Immer mehr Menschen werden immer älter – ein demografisches Problem angesichts der Tatsache, dass die deutsche Bevölkerung insgesamt schrumpft. Doch es stellt auch ein bisher weitgehend unterschätztes Potenzial dar, wenn man einmal bedenkt, dass die heutige Seniorengeneration überwiegend gut ausgebildet, materiell abgesichert, körperlich und geistig fit ist. Das Buch “Wir brauchen Euch!” zeigt, “Wie sich die Generation 50plus engagieren und verwirklichen kann”. 3Sat Mediathek, 03.05.2012 / Nil Varol (Kulturzeit)
Jung und Alt zusammen: Großfamilien-Gefühl hat inzwischen Seltenheitswert. Längst ist klar, dem demografischen Wandel muss gesellschaftliches Umdenken folgen: weg vom Wohlfahrtsstaat hin zu mehr zivilgesellschaftlicher Eigenverantwortung. Hildegard Schooß ergriff schon Ende der 1970er Jahre Eigeninitiative: Sie gründete das erste Mehrgenerationenhaus Deutschlands in Salzgitter nach dem ihr vertrauten Modell der Großfamilie. Das isolierte Kleinfamilienleben genügte ihr einfach nicht.
Ein Raum für Jung und Alt
“Die Vereinzelung von Menschen tut nicht gut – weder den Kindern noch den Erwachsenen noch den alten Menschen”, so Hildegard Schooß. “Ich hatte damals die Idee: Wir brauchen einen Raum, der zentral liegt, wo alle zu Fuß hingehen können, wo man schnell sein kann, wo man aber auch immer sein kann, der also von morgens bis abends offen ist und wo jeder Mensch, der mitmachen wollte, zu jeder Zeit auch dabei sein konnte.”
“Die demografische Herausforderung, die uns allen bevorsteht”, so der Autor Loring Sittler, “und die wir nur gemeinsam bewältigen können – also Staat, Wirtschaft und Gesellschaft – ist durch ein Merkmal besonders gekennzeichnet: die Abnahme der Bevölkerung insgesamt. Wenn man das auf Erwerbstätige reduziert, nehmen wir bis 2030 um 8,3 Millionen Erwerbstätige ab. Das ist eine riesige Lücke. Wir brauchen einen neuen Arbeitsbegriff. Er muss sich von der Erwerbsarbeit lösen, mit dem er monolithisch zurzeit identifiziert wird. Und der Arbeitsbegriff muss auf Erwerbsarbeit, Familienarbeit und Freiwilligenarbeit erweitert werden.”
“Immer werden wir gehalten, die Menschen in der Gesellschaft einzusortieren und in Schubläden zu stecken”, sagt Hildegard Schooß. “Professionell reden wir dann von einem versäulten System. Es gibt die Säule für die Kinder, für die Jugendlichen, Gymnasiasten, Hauptschüler, für die Alten, die Gesunden, die Kranken. Und wir haben die Philosophie: Wer zur Tür hereinkommt, ist ein Mensch. Er wird auch als Mensch wahrgenommen – ob er ein Mann ist, eine Frau, ob gesund oder krank. Das stellt sich vielleicht hinterher heraus. Deshalb ist das Angebot, das wir machen: Kommt zusammen und äußert eure Bedürfnisse.”

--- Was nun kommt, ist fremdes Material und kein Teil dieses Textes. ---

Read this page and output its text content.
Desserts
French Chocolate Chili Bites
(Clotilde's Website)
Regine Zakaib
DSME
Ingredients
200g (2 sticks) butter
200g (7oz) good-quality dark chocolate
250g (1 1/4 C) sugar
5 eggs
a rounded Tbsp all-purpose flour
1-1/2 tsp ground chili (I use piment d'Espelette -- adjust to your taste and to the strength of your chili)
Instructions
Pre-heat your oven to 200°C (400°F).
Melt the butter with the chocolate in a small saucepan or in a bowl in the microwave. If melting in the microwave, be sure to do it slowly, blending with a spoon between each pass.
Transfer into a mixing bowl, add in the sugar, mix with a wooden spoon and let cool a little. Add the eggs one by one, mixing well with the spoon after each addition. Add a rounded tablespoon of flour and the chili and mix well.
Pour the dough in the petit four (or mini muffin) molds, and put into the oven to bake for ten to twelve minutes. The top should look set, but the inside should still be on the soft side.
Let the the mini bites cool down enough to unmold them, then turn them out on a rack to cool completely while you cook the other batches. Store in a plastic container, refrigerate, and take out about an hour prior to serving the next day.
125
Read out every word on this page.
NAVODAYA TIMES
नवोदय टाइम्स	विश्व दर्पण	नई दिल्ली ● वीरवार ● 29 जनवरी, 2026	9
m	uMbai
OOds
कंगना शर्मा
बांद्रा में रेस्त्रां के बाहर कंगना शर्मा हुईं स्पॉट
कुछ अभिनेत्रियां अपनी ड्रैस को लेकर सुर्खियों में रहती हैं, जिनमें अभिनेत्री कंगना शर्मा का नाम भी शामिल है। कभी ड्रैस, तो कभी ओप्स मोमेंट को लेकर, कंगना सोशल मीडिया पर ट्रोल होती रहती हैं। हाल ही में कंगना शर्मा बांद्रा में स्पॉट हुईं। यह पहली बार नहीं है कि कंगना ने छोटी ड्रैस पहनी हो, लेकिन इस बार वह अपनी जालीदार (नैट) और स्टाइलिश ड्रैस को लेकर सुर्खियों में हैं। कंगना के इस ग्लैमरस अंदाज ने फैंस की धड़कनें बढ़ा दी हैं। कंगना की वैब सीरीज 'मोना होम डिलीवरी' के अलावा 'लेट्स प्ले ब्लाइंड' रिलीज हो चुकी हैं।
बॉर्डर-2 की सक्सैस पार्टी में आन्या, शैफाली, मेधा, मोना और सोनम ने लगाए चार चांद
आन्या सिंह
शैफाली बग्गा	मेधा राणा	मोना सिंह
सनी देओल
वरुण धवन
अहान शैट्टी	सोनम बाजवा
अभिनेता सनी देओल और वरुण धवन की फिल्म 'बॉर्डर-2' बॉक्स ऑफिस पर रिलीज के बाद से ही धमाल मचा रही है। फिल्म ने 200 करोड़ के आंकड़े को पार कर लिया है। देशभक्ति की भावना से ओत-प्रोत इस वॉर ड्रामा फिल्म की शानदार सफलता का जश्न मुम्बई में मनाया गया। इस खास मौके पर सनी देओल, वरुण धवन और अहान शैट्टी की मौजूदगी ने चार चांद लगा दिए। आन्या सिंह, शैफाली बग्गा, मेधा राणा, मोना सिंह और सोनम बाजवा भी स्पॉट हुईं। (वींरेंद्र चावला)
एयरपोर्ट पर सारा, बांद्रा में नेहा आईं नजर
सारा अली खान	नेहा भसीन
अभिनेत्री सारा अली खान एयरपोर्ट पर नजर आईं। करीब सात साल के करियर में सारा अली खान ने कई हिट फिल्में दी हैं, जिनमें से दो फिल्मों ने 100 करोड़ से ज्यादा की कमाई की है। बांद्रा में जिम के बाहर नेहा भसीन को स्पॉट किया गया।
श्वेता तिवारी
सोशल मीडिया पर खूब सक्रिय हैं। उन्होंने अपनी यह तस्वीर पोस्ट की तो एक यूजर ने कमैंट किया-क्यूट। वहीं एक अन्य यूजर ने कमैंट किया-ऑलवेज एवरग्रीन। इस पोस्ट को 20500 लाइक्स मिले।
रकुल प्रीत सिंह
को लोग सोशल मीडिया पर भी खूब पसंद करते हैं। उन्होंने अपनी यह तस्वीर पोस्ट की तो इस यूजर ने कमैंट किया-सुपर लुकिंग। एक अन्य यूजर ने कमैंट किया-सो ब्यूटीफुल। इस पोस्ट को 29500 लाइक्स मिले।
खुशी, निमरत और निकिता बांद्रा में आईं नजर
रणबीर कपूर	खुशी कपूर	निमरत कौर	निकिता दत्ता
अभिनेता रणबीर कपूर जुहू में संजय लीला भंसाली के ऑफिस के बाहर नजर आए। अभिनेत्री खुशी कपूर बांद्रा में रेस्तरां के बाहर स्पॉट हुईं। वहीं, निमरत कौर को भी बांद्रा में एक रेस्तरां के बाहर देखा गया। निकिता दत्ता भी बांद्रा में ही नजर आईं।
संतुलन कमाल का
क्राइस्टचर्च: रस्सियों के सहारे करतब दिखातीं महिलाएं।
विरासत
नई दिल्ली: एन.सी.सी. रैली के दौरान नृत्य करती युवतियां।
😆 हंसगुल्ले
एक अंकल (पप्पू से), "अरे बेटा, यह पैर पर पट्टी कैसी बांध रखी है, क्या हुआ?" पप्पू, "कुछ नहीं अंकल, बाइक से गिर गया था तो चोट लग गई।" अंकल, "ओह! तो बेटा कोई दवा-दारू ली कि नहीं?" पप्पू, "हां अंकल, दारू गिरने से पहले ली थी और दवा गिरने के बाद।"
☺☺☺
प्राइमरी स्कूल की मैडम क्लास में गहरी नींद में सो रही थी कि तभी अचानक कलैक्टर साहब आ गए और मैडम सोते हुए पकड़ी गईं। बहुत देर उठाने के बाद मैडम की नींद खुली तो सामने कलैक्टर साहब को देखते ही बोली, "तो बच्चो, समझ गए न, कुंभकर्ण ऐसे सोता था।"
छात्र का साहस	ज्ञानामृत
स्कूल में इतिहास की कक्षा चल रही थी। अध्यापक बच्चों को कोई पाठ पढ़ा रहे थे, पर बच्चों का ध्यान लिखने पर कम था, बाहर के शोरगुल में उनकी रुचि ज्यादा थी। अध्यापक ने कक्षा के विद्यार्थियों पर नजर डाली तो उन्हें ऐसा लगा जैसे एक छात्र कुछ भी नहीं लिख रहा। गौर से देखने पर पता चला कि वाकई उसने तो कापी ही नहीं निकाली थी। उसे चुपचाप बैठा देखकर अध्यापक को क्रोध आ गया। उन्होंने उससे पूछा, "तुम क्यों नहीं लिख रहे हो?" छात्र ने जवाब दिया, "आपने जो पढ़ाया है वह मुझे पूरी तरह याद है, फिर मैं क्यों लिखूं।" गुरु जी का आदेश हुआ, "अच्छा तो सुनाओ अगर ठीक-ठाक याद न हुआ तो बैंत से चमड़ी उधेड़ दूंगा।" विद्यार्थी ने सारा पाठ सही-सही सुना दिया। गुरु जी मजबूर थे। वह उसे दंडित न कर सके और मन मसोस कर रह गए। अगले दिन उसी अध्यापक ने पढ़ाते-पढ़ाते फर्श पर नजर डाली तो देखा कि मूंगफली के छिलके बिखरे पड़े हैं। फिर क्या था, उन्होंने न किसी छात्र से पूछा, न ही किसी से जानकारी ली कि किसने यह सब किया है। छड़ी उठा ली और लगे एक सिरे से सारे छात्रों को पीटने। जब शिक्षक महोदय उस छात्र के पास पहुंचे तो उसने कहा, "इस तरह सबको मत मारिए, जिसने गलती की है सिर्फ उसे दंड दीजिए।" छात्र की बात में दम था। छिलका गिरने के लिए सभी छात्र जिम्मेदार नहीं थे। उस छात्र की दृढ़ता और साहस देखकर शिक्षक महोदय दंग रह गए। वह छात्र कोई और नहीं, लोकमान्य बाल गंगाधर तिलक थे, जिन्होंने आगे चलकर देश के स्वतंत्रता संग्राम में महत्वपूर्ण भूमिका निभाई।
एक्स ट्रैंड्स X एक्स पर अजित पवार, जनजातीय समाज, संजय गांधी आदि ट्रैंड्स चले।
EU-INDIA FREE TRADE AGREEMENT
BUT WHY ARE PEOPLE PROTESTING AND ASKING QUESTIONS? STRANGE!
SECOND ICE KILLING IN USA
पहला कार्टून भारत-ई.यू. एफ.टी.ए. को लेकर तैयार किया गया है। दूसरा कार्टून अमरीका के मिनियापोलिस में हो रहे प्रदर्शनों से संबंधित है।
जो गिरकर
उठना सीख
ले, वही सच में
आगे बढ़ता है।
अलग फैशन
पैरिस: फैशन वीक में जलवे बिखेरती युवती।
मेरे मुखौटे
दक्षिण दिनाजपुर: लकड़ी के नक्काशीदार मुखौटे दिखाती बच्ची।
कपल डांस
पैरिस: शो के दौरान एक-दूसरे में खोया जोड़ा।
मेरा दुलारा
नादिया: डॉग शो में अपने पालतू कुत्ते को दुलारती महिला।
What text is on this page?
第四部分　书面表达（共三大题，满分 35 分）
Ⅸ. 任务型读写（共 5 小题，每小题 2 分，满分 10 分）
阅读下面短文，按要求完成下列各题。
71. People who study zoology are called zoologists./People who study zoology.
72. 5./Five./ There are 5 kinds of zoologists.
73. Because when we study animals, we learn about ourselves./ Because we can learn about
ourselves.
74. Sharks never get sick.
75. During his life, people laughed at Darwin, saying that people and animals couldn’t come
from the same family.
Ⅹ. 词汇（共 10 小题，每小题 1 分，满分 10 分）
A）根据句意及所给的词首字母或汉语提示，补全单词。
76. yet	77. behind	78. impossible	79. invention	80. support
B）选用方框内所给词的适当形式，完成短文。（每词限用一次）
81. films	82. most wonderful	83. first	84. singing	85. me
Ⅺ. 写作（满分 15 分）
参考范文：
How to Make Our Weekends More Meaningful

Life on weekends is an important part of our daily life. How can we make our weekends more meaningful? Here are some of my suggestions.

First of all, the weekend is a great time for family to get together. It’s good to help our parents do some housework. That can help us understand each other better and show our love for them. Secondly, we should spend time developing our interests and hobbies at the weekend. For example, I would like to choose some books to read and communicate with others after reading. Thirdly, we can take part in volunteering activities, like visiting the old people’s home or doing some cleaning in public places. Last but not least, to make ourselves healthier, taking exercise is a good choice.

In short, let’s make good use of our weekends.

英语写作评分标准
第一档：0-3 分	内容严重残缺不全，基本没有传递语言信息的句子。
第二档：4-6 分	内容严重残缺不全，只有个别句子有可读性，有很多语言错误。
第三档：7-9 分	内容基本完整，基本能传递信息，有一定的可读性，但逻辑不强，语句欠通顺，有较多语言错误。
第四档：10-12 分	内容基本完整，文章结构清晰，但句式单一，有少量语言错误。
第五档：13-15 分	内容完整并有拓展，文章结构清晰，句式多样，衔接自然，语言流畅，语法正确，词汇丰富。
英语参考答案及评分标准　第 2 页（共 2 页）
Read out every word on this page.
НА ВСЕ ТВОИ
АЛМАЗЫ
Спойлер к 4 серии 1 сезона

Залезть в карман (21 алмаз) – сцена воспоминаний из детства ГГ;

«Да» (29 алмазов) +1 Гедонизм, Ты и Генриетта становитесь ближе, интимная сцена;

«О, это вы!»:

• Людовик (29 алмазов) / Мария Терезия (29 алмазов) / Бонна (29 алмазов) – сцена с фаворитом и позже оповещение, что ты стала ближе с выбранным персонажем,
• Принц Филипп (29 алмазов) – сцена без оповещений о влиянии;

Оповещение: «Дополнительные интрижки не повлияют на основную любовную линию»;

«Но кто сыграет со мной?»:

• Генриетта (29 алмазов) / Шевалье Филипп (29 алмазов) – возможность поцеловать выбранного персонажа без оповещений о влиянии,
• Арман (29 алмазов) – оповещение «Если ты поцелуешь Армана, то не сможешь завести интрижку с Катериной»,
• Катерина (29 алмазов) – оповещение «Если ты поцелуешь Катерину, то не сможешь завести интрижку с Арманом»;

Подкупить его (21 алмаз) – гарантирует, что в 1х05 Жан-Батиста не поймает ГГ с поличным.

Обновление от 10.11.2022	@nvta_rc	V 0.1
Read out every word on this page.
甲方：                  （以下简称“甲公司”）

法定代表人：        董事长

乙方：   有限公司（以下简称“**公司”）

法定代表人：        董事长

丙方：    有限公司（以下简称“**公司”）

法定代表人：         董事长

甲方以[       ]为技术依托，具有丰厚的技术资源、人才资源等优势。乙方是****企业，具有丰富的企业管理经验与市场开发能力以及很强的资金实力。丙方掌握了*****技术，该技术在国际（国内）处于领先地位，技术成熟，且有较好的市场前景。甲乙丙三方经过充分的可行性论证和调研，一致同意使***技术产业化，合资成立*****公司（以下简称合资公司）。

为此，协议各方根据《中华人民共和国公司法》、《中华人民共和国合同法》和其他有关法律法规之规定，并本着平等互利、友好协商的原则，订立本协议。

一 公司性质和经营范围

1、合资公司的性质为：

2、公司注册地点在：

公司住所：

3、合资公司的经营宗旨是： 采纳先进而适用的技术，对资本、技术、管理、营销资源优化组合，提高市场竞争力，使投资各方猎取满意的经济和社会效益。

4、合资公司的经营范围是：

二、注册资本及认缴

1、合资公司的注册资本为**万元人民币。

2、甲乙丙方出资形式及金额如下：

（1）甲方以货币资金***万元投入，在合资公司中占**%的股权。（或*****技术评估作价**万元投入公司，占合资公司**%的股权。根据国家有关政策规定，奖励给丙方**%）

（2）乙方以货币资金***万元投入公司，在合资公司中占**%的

“Vom Konsum allein nicht glücklich”
Der demografische Wandel erfordert einen Mentalitätswandel. Die Politik muss nicht mehr Geld zur Verfügung stellen, sondern ihre Verteilungsmuster ändern, damit Zukunftsprojekte wie das “Ginkgo Haus” für mehr Menschen bezahlbar werden. Die neuen Alten sehen ihre Erfüllung schon lange nicht mehr nur auf Golfplätzen und Kreuzfahrtschiffen. “Die Leute merken, dass man vom Konsum allein nicht glücklich wird”, sagt Loring Sittler. “Und deswegen suchen sie nach einem Sinn. Das kann ein Studium oder Meditation sein. Aber in vielen Fällen führt das zu einem sozialen Engagement, weil das beglückend ist, mit anderen Menschen zusammen zu sein, auch Alte mit Jungen – also generationsübergreifende Modelle, gerade für Leute, die keine Kinder oder Enkel haben. Das ist unglaublich wichtig für ihr eigenes Leben, weil sie dadurch ihren eigenen Lebensmut wiedergewinnen und auch Lebensqualität erhalten.” Die Bereitschaft für ein neues Miteinander ist da. Wichtig ist es jetzt, Engagierte und Engagement zusammenzubringen.